L’économie thaïlandaise devrait connaître un net ralentissement en 2026 avant un léger rebond l’année suivante, selon la dernière mise à jour des Perspectives de l’économie mondiale (World Economic Outlook Update) publiée en janvier 2026 par le Fonds monétaire international (FMI).
Le FMI anticipe une croissance du produit intérieur brut (PIB) de la Thaïlande limitée à 1,6 % en 2026, après une expansion estimée à 2,1 % en 2025 et 2,5 % en 2024. L’institution prévoit ensuite une reprise modérée en 2027, avec une croissance de 2,2 %. Ces prévisions pour 2026 et 2027 restent inchangées par rapport à celles publiées en octobre 2025.
Une Thaïlande en retrait par rapport à ses voisins
Comparée à d’autres économies d’Asie du Sud-Est, la performance thaïlandaise apparaît en retrait.
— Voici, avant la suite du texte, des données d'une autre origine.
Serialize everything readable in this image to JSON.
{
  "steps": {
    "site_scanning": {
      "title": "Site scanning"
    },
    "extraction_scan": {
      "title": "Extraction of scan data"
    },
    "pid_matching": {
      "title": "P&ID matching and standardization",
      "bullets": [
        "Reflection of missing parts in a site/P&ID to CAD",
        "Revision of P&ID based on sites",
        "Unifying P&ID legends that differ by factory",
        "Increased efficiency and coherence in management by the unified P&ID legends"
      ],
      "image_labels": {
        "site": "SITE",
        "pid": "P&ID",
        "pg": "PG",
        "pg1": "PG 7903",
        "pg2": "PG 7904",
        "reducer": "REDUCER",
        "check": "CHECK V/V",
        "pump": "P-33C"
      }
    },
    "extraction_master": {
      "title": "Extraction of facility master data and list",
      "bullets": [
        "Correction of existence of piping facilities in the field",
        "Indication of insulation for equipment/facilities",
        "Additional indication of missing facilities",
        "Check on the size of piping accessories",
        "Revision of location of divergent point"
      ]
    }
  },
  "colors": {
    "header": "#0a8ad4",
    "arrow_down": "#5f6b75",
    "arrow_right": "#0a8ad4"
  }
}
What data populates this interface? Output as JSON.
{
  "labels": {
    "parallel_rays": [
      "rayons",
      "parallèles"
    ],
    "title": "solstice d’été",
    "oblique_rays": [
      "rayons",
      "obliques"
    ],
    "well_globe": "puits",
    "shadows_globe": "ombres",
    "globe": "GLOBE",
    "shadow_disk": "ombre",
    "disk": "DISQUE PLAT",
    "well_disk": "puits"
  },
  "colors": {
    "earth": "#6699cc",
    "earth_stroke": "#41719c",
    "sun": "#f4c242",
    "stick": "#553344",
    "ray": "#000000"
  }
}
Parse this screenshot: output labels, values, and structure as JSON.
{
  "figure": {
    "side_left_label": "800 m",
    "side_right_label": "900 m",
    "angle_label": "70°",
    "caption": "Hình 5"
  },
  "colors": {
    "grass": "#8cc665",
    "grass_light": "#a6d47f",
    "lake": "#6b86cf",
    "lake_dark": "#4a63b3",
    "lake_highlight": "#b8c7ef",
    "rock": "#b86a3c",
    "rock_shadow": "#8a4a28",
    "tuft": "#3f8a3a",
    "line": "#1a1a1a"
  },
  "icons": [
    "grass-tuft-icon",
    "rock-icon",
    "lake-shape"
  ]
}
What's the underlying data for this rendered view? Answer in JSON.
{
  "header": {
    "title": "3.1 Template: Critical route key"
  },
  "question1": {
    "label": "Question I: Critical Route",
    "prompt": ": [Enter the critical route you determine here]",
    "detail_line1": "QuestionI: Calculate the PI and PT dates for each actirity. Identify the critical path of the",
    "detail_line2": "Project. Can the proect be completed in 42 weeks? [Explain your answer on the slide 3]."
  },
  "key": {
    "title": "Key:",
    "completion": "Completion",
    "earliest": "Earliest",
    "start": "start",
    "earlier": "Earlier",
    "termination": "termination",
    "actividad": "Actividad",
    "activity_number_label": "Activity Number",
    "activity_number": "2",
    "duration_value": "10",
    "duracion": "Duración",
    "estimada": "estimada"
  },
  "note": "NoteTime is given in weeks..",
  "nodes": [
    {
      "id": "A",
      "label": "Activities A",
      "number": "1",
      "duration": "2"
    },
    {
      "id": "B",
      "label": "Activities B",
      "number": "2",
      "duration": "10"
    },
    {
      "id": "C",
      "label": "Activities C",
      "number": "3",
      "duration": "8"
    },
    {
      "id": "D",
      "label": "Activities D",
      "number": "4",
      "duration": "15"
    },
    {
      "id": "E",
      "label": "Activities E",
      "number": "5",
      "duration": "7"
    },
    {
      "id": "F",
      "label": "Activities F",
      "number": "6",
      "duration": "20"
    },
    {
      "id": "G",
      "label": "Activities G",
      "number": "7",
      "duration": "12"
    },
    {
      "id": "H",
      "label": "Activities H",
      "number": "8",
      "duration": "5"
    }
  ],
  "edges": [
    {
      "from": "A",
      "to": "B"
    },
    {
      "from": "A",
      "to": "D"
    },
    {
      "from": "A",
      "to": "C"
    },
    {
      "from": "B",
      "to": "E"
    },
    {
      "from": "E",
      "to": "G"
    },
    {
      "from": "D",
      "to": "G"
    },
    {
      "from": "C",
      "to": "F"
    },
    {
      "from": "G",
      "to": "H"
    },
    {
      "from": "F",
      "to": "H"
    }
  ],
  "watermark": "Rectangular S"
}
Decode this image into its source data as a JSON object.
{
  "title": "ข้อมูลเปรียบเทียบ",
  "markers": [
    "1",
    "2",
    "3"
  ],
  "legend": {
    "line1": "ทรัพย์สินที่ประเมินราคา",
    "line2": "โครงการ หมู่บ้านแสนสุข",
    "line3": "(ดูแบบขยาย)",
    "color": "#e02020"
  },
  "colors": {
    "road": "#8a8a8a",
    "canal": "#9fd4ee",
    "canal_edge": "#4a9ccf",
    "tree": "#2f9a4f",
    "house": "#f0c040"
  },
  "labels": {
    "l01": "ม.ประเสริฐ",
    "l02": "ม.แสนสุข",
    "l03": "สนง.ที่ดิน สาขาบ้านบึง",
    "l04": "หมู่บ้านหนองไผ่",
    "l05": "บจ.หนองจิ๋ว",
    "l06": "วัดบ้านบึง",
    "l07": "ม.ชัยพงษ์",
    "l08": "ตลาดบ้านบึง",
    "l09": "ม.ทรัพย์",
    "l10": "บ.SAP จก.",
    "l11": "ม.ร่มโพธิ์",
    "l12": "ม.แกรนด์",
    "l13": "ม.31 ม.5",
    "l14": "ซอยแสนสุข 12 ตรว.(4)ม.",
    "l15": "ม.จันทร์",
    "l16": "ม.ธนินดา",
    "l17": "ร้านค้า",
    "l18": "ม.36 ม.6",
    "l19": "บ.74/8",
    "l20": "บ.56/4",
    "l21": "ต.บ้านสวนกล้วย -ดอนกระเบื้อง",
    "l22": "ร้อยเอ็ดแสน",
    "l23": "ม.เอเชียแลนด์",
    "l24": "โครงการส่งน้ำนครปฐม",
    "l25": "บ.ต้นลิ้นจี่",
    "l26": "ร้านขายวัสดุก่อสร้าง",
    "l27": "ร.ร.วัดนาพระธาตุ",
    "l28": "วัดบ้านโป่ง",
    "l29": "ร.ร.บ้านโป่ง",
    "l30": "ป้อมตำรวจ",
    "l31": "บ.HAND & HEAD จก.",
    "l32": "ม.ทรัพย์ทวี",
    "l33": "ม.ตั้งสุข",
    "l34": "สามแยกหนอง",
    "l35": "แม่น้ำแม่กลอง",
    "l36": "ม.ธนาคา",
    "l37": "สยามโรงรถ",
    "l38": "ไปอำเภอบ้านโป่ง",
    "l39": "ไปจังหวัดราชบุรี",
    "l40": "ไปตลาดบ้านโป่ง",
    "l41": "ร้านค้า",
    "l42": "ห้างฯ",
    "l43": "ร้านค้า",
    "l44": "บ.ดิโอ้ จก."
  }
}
Le FMI projette pour 2026 et 2027 des taux de croissance nettement plus élevés aux Philippines (5,6 % puis 5,8 %), en Indonésie (5,1 % pour les deux années) et en Malaisie (4,3 % en 2026 comme en 2027). À l’échelle régionale, la croissance moyenne de l’ASEAN devrait atteindre 4,2 % en 2026 et 4,4 % en 2027, soit près du double du rythme attendu en Thaïlande.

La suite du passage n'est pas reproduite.